Vejo em recente publicação (https://www.blogger.com/blog/post/edit/7714812914870144096/3643943140453545578) a notícia do desenvolvimento na Coreia do Sul, a geração de chips quânticos baseado em camada 2D de substrato de dissulfeto de molibdênio (MoS2) no lugar do Silício, com espessura de um átomo. Se combinarmos a matéria do blog anterior, onde comento as novas técnicas de produção de chips, que se estende desde a permanência comercial das versões pré-nano até a versão 3D e a substituição de corrente elétrica por feixe de luz, com esta última, podemos inferir a proximidade de um salto tecnológico equivalente à aquela experimentada quando se saltou do transistor para os processadores Intel 8080, passando pelo 4040 que dá início a era da miniaturização dos “chips”. As vantagens trazidas pela aplicação desta tecnologia micr-chip são tão grandes que nem dá para aqui se aquilatar, basta ver o tamanho e a potência dos smart-phones que estamos usando.
Com isso percebemos a proximidade do novo patamar tecnológico que advirá.
Podemos antever que a utilização de dissulfeto de molibdênio (MoS2) irá expandir uma demanda de molibdênio que se obtém desde a mineração do cobre, este já escasseando suas jazidas, ou melhor, diminuindo o teor de cobre das jazidas atuais, e com isto imporá um custo inicial que justificará a manutenção, durante um bom tempo, do silício como substrato. Assim a opção por construções 3D terá uma vantagem, sobre esta anunciada 2D, que requer muito maior precisão com custo inicial bem maior; inclusive o custo ecológico. O maior deles o custo da água. Água que se gasta enormemente no processo de produção dos “waffles”.
Temos que lembrar ainda que mesmo o silício, que é abundante na crosta terrestre, teve demanda predatória nos séculos IXX e XX, (tanto para construção civil quanto para produção de garrafas), destruindo praias fluviais, principalmente no continente europeu e também contaminando a água. Os principais rios da Europa tiveram problemas de destruição de margens e alta turbidez. Esta componente ecológica hoje tem notória importância, tanto do ponto de vista de custo, quanto do ponto de vista social.

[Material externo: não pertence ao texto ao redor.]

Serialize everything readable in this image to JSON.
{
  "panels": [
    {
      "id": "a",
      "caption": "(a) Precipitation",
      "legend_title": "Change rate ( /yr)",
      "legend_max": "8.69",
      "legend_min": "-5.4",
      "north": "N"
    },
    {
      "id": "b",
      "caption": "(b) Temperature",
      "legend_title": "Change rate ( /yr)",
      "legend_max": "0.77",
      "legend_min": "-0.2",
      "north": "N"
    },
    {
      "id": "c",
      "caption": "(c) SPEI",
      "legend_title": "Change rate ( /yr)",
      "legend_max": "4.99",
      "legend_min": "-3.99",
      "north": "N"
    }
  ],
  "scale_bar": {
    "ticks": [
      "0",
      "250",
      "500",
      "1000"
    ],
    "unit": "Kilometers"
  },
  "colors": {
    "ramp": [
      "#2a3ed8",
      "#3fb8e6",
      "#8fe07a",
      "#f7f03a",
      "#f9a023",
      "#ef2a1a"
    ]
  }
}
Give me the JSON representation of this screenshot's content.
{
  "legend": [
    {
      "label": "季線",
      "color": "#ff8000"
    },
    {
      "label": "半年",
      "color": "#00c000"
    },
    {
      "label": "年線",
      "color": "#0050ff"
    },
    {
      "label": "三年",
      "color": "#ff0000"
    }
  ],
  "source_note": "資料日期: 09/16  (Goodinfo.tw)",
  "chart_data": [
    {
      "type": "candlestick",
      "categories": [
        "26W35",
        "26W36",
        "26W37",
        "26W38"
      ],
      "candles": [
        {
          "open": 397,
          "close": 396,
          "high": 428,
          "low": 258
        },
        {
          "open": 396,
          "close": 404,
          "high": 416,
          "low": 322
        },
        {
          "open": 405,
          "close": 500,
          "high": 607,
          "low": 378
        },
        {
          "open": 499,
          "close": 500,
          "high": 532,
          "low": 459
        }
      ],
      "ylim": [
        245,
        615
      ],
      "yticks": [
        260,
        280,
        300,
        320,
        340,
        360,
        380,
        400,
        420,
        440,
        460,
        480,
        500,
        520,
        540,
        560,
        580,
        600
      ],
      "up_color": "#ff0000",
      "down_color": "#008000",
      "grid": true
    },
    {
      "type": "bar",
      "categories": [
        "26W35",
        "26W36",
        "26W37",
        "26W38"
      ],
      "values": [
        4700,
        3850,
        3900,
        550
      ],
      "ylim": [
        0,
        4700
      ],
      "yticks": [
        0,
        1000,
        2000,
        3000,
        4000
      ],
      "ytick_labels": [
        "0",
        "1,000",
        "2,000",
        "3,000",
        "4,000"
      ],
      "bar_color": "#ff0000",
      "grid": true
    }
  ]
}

Esta componente social, ou melhor, política e social, tem no presente uma importância diferenciada já que, junto com a expansão das capacidades humanas mímicas da tecnologia, se abre neste século uma janela de oportunidade com o advento do movimento ecológico e do multilateralismo, ainda que tendo de vencer a “natureza guerreira e dominadora”, inerente a nossa memória límbica de homem caçador dominante sobre o coletor e que nos empurra para a guerra e a dominação; como que imitando o demiurgo. O refinamento de nossas capacidades criativas e dominadoras sobre a natureza tem neste século um ponto de inflexão, mas que continua a depender da mãe solo; tanto que lutamos e morremos por ela, Gaia; cheia de molibdênio, lítio, silício, prata, nióbio, urânio, titânio, cobre, ferro, ouro e ...água.